R2VF: A Two-Step Regularization Algorithm to Cluster Categories in GLMs
Yuval Ben Dror
TL;DR
R2VF tackles clustering nominal categories in GLMs with a two-step regularization that first ranks nominal category effects via a regularized regression and then applies variable fusion to produce sparse, interpretable clusters. It formalizes a penalty $J_\lambda(\beta)$ that combines ordinal fusion terms $|\beta_{i j}-\beta_{i j-1}|^\alpha$ and nominal-difference terms $|\beta_{i j}-\beta_{i k}|^\alpha$, with $\lambda$ and $\alpha \in \{1,2\}$. The method demonstrates competitive log-loss and substantially reduced covariate counts versus ordinary Lasso with VF and CatBoost on simulated and real data, illustrating practical gains in interpretability for high-cardinality categoricals. It offers a scalable, explainable alternative for GLMs with nominal features and suggests future refinements including Elastic Net extensions and more efficient hyperparameter strategies.
Abstract
Over recent decades, extensive research has aimed to overcome the restrictive underlying assumptions required for a Generalized Linear Model to generate accurate and meaningful predictions. These efforts include regularizing coefficients, selecting features, and clustering ordinal categories, among other approaches. Despite these advances, efficiently clustering nominal categories in GLMs without incurring high computational costs remains a challenge.
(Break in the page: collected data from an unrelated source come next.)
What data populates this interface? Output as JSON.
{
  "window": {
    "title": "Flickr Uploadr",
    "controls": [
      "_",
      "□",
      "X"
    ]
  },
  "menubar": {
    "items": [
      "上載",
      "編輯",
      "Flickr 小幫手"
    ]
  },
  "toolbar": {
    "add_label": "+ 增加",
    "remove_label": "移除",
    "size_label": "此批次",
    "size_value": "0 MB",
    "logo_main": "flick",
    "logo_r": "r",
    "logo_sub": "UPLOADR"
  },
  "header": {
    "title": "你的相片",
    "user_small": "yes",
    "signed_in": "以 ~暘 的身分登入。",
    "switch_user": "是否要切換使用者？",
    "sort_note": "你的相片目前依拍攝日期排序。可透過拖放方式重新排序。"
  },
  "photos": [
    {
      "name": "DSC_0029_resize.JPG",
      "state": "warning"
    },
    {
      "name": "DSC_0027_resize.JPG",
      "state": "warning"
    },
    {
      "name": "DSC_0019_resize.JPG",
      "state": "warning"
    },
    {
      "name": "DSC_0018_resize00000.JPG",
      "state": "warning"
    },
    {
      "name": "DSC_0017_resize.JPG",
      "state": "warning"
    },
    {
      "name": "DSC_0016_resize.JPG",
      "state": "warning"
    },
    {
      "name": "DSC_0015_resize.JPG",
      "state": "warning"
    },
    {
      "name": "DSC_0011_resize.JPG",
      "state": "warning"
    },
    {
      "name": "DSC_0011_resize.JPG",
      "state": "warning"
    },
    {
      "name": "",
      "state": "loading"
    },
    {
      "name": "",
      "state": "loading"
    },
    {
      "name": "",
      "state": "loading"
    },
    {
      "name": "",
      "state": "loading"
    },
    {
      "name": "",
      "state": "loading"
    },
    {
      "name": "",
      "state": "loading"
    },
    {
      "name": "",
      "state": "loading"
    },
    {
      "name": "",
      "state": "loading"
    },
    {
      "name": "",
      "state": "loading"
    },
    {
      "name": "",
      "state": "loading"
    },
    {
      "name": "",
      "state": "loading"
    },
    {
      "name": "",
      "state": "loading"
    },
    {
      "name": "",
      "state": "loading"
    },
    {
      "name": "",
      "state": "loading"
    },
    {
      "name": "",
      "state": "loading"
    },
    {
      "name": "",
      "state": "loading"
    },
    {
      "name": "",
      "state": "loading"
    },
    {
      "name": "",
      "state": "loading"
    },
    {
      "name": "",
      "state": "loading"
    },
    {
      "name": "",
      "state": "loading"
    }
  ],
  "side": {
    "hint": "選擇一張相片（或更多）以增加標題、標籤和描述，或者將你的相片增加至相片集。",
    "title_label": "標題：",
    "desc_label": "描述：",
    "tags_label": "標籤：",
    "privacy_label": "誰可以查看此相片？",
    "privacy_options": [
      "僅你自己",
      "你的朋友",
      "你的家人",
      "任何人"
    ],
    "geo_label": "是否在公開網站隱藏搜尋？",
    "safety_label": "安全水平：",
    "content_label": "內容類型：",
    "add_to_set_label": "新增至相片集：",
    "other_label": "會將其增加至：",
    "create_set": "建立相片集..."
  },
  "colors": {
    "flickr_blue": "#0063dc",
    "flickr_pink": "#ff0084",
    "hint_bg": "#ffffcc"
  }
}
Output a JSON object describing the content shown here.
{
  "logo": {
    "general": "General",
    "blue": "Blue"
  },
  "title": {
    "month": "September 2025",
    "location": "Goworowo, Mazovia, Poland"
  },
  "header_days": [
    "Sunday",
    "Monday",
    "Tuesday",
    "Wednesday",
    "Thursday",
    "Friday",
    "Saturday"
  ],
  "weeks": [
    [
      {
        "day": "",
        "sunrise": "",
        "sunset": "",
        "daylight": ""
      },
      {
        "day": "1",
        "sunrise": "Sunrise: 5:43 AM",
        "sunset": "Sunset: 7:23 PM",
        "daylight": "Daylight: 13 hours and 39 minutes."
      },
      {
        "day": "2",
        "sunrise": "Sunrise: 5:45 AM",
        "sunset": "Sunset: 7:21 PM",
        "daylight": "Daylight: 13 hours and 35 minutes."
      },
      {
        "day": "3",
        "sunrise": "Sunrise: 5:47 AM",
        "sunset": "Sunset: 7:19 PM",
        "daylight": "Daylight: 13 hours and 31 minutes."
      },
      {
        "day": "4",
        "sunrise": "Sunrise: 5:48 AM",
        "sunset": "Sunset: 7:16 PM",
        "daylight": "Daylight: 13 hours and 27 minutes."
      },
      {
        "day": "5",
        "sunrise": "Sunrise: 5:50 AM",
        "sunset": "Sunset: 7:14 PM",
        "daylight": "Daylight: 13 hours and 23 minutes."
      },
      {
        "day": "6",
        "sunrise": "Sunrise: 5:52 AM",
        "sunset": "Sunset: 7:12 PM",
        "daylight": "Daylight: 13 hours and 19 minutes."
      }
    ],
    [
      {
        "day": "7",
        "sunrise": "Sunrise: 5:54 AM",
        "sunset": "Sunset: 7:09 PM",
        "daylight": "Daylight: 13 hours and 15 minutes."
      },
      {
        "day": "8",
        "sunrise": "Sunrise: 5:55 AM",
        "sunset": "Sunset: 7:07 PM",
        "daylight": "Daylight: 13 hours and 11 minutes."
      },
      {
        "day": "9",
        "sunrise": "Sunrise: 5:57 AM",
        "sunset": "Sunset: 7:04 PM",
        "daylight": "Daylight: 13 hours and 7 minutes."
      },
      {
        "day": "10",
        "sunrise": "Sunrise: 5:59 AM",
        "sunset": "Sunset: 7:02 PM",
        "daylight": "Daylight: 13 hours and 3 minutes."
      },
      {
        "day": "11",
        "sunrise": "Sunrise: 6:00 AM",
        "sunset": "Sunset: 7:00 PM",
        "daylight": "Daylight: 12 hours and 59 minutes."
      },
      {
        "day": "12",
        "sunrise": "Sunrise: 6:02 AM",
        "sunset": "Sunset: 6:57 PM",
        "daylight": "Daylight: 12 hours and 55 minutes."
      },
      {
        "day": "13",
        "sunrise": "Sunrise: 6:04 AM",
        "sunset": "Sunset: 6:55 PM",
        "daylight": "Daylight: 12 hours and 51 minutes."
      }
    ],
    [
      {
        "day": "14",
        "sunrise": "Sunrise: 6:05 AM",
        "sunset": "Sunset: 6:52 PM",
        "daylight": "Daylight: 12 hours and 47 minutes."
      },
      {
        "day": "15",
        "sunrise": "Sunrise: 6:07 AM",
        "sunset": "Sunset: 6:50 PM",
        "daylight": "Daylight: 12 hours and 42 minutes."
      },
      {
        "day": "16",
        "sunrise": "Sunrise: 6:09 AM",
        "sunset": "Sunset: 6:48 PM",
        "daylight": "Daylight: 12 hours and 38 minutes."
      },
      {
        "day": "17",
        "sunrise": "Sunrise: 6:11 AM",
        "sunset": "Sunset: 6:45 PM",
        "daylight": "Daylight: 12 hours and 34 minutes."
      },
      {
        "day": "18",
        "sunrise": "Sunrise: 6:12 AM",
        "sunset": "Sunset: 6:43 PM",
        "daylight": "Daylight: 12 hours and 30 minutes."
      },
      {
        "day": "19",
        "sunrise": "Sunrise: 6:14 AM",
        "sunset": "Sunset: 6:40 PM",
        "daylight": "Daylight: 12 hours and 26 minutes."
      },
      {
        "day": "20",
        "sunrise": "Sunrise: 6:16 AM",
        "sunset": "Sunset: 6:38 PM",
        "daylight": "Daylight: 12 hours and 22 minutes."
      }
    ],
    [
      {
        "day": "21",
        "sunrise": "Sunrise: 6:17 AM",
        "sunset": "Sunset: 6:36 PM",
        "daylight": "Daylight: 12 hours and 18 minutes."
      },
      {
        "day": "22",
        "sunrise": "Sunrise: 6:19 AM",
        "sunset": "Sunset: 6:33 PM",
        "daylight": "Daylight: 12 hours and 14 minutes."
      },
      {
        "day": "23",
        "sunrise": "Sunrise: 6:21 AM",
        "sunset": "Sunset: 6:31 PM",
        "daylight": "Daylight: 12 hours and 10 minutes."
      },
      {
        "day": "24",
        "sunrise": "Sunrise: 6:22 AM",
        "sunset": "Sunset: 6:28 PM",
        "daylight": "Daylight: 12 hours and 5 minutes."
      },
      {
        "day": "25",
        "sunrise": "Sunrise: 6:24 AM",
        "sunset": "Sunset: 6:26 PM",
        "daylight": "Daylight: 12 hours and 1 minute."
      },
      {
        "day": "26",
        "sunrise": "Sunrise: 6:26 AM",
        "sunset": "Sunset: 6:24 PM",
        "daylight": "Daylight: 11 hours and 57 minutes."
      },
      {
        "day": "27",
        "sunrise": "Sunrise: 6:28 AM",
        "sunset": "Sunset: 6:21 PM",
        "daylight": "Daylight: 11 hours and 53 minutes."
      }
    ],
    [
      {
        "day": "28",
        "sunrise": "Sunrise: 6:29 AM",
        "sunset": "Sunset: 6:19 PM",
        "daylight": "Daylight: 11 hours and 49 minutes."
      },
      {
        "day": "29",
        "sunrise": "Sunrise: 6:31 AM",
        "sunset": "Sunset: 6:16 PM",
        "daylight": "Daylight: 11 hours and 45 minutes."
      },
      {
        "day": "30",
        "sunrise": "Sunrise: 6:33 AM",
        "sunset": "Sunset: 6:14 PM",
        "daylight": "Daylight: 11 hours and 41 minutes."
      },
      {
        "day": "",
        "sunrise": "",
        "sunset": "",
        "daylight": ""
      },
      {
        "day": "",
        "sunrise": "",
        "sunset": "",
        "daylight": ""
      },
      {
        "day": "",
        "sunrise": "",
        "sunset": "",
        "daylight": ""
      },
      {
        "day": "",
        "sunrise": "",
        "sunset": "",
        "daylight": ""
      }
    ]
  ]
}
This paper introduces Ranking to Variable Fusion (R2VF), a two-step method designed to efficiently fuse nominal and ordinal categories in GLMs. By first transforming nominal features into an ordinal framework via regularized regression and then applying variable fusion, R2VF strikes a balance between model complexity and interpretability. We demonstrate the effectiveness of R2VF through comparisons with other methods, highlighting its performance in addressing overfitting and identifying an appropriate set of covariates.